市町村統計「経済・財政と暮らしの指標」
自分たちの取り組みやビジネスの成功確率を高めるためには、データに基づいて客観的に外部環境を把握することが不可欠です。ただ、都道府県単位のデータはあるものの、身近な市町村単位では把握できないことがあります。また、自分たちの基礎自治体だけデータがあり、他の基礎自治体と比較できないこともよくあります。それでも比較しようとして、データ探索に時間を浪費した経験がある人も多いでしょう。
こうした問題の解消策として、RESAS(リーサス=地域経済分析システム)が知られていますが、もう一つ、内閣府が提供している「経済・財政と暮らしの指標『見える化』データベース」があります。
全行政区域を網羅した時系列データ
2016年から内閣府のウェブサイトで提供されており、アクセスすれば、後はステップ1~6に従って作業するだけで、比較したいデータを見ることができます。

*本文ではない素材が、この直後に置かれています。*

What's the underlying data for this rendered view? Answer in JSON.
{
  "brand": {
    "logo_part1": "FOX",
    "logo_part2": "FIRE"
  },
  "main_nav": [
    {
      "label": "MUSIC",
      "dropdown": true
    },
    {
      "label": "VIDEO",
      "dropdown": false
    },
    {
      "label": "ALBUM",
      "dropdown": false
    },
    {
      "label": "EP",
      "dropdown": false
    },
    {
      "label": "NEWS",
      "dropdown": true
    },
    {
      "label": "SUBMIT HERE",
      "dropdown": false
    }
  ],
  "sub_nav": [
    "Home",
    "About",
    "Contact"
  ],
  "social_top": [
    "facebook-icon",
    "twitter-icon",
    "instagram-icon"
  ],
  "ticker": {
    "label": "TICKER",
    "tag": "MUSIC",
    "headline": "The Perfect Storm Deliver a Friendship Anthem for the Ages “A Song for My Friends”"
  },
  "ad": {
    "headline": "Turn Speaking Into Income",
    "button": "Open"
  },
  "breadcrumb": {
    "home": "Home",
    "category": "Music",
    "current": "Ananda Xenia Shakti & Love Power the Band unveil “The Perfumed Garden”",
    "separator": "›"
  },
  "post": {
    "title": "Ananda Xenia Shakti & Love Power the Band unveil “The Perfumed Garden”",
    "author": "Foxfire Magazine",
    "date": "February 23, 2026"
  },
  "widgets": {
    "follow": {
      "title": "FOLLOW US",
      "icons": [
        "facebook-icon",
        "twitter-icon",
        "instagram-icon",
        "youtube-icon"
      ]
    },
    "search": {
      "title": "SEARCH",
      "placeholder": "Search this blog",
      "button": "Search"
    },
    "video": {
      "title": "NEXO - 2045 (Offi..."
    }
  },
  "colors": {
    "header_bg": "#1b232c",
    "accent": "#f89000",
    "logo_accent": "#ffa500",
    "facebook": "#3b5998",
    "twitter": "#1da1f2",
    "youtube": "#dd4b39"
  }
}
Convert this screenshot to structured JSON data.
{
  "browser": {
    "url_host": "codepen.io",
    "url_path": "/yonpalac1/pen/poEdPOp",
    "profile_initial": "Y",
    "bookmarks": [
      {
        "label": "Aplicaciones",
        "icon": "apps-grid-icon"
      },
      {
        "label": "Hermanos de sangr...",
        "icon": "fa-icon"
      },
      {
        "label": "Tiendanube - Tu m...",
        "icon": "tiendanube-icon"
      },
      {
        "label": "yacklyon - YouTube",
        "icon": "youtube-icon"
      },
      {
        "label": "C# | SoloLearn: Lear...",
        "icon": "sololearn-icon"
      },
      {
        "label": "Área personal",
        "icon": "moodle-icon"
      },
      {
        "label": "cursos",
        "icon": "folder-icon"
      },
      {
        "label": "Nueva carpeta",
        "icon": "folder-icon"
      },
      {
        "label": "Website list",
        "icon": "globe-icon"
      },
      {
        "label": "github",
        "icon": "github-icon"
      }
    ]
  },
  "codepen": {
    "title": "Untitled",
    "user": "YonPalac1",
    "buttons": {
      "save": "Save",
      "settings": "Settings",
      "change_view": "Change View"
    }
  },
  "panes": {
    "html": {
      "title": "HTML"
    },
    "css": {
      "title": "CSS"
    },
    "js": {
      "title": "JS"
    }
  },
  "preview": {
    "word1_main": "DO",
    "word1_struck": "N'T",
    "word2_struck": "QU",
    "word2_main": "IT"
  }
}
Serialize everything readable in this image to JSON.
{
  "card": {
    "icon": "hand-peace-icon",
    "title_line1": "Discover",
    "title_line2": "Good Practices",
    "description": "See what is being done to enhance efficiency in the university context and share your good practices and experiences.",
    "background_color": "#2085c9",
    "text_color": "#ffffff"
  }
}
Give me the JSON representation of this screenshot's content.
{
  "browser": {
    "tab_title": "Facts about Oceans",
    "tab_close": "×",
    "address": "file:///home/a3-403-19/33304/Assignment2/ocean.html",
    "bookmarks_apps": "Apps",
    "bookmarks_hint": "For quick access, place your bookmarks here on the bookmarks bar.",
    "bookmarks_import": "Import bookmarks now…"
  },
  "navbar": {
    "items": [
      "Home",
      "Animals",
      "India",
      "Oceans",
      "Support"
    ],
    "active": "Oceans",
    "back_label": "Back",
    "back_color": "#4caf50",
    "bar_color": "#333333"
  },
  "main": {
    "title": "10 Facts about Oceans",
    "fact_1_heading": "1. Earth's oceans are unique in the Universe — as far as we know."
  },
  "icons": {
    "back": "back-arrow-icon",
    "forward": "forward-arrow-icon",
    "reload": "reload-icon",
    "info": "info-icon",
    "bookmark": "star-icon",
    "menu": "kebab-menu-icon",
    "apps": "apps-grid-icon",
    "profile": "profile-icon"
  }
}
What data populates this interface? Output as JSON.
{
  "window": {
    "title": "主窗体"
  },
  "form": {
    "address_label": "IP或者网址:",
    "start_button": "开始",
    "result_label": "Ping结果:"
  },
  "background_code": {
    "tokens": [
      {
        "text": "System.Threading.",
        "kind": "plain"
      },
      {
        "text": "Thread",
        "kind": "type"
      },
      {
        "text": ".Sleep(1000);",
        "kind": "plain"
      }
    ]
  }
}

地味に有益なのがステップ2にある「都道府県別データ」「市区町村別データ」で、都道府県別ではここまで、そのうち市町村別ではここまでと、把握できるデータの範囲が分かります。最初にこのデータ一覧を確認することで、スムーズに外部環境を把握する資料を検討することができます。 しかも、市町村合併が反映された長期間の時系列データが統一的に整備されているという特徴があり、ダウンロードしたデータで独自に長期的な比較検討を行うことも容易です。そのため、複数のデータの相関関係を把握してEBPM(Evidence―Based Policy Making:エビデンスに基づく政策立案)に活用できるといった、RESASでは難しい使い方ができます。 また、人口規模や財政状況などが類似した自治体同士の比較が可能な地域類型化機能が備わっています。
ジャパンダッシュボードに進化中
さらに現在、デジタル庁と協働して、「見える化」ポータルサイトの操作性の向上と機能の拡充をし、「Japan Dashboard(経済・財政・人口と暮らしに関するダッシュボード)としてリニューアルが進んでいます。ワンクリックで指標を経年で確認でき、データのダウンロードも容易になり、出典も簡単に把握できるようになっています。いまは都道府県単位のデータのみですが、市町村単位のデータも整備される予定です。
今後は、具体的なユースケースの提供、データの読み解き方、他のデータベースとのすみ分けや連携といった要望についても対応されていくようですので、まずは一度、サイトにアクセスしてみてください。